I took a step toward him.
“Tell me why.”
Tony shook his head. “Do you believe that the end justifies the means?”
“Depends on the end.”
“Hypothetical question.” He sucked down another pull from the bottle. “A time traveler tells you that a random stranger is destined to start World War III. Boom, nukes drop, end of the human race. He puts a gun in your hand and says the only way to stop it is to shoot the poor bastard dead. What do you do?”
“You murdered your daughter,” I said, my voice flat. “Don’t waste my time with—”
He waved a hand, interrupting me. “Let’s expand it. Let’s say the only way to stop the bombs is to wipe out a classroom full of kindergartners. Thirty rosy-cheeked little cherubs against the survival of everyone on Earth. Do you do it?

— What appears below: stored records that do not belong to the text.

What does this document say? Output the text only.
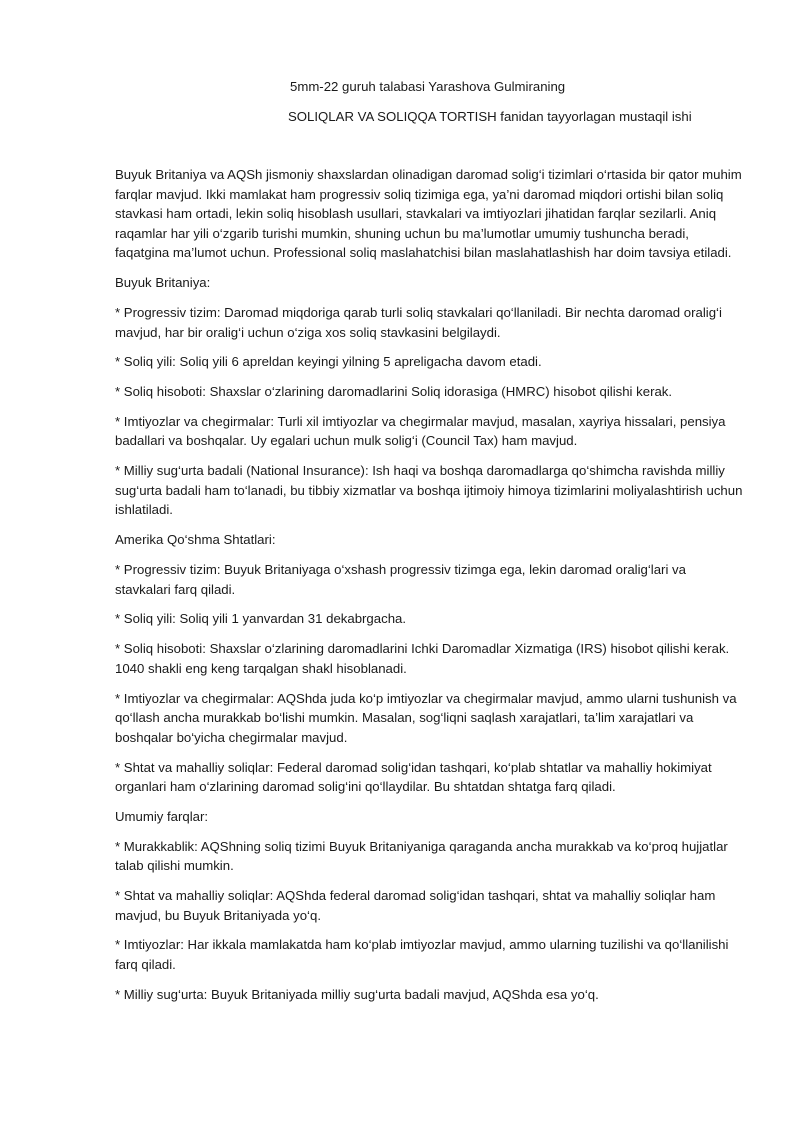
5mm-22 guruh talabasi Yarashova Gulmiraning
SOLIQLAR VA SOLIQQA TORTISH fanidan tayyorlagan mustaqil ishi

Buyuk Britaniya va AQSh jismoniy shaxslardan olinadigan daromad solig‘i tizimlari o‘rtasida bir qator muhim farqlar mavjud. Ikki mamlakat ham progressiv soliq tizimiga ega, ya’ni daromad miqdori ortishi bilan soliq stavkasi ham ortadi, lekin soliq hisoblash usullari, stavkalari va imtiyozlari jihatidan farqlar sezilarli. Aniq raqamlar har yili o‘zgarib turishi mumkin, shuning uchun bu ma’lumotlar umumiy tushuncha beradi, faqatgina ma’lumot uchun. Professional soliq maslahatchisi bilan maslahatlashish har doim tavsiya etiladi.

Buyuk Britaniya:

* Progressiv tizim: Daromad miqdoriga qarab turli soliq stavkalari qo‘llaniladi. Bir nechta daromad oralig‘i mavjud, har bir oralig‘i uchun o‘ziga xos soliq stavkasini belgilaydi.

* Soliq yili: Soliq yili 6 apreldan keyingi yilning 5 apreligacha davom etadi.

* Soliq hisoboti: Shaxslar o‘zlarining daromadlarini Soliq idorasiga (HMRC) hisobot qilishi kerak.

* Imtiyozlar va chegirmalar: Turli xil imtiyozlar va chegirmalar mavjud, masalan, xayriya hissalari, pensiya badallari va boshqalar. Uy egalari uchun mulk solig‘i (Council Tax) ham mavjud.

* Milliy sug‘urta badali (National Insurance): Ish haqi va boshqa daromadlarga qo‘shimcha ravishda milliy sug‘urta badali ham to‘lanadi, bu tibbiy xizmatlar va boshqa ijtimoiy himoya tizimlarini moliyalashtirish uchun ishlatiladi.

Amerika Qo‘shma Shtatlari:

* Progressiv tizim: Buyuk Britaniyaga o‘xshash progressiv tizimga ega, lekin daromad oralig‘lari va stavkalari farq qiladi.

* Soliq yili: Soliq yili 1 yanvardan 31 dekabrgacha.

* Soliq hisoboti: Shaxslar o‘zlarining daromadlarini Ichki Daromadlar Xizmatiga (IRS) hisobot qilishi kerak. 1040 shakli eng keng tarqalgan shakl hisoblanadi.

* Imtiyozlar va chegirmalar: AQShda juda ko‘p imtiyozlar va chegirmalar mavjud, ammo ularni tushunish va qo‘llash ancha murakkab bo‘lishi mumkin. Masalan, sog‘liqni saqlash xarajatlari, ta’lim xarajatlari va boshqalar bo‘yicha chegirmalar mavjud.

* Shtat va mahalliy soliqlar: Federal daromad solig‘idan tashqari, ko‘plab shtatlar va mahalliy hokimiyat organlari ham o‘zlarining daromad solig‘ini qo‘llaydilar. Bu shtatdan shtatga farq qiladi.

Umumiy farqlar:

* Murakkablik: AQShning soliq tizimi Buyuk Britaniyaniga qaraganda ancha murakkab va ko‘proq hujjatlar talab qilishi mumkin.

* Shtat va mahalliy soliqlar: AQShda federal daromad solig‘idan tashqari, shtat va mahalliy soliqlar ham mavjud, bu Buyuk Britaniyada yo‘q.

* Imtiyozlar: Har ikkala mamlakatda ham ko‘plab imtiyozlar mavjud, ammo ularning tuzilishi va qo‘llanilishi farq qiladi.

* Milliy sug‘urta: Buyuk Britaniyada milliy sug‘urta badali mavjud, AQShda esa yo‘q.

I mean, you’d be immoral not to do it, wouldn’t you?”
“Real life is never that simple.” I clenched my fists. “There’s always another way. Another choice. A better choice than some stupid, made-up ‘damned if you do, damned if you don’t’ mind game.”
“You think so?” Tony asked, waggling the champagne bottle. “See, you don’t get it. You don’t understand what’s happening here. The world’s dying, Faust. We’re killing each other, killing the planet, and it won’t stop until the human race wipes itself out or somebody makes it stop. That’s Lauren’s plan. We’re going to save humanity from itself. We’re going to make things right. See, we’re the good guys. You’re the bad guy.”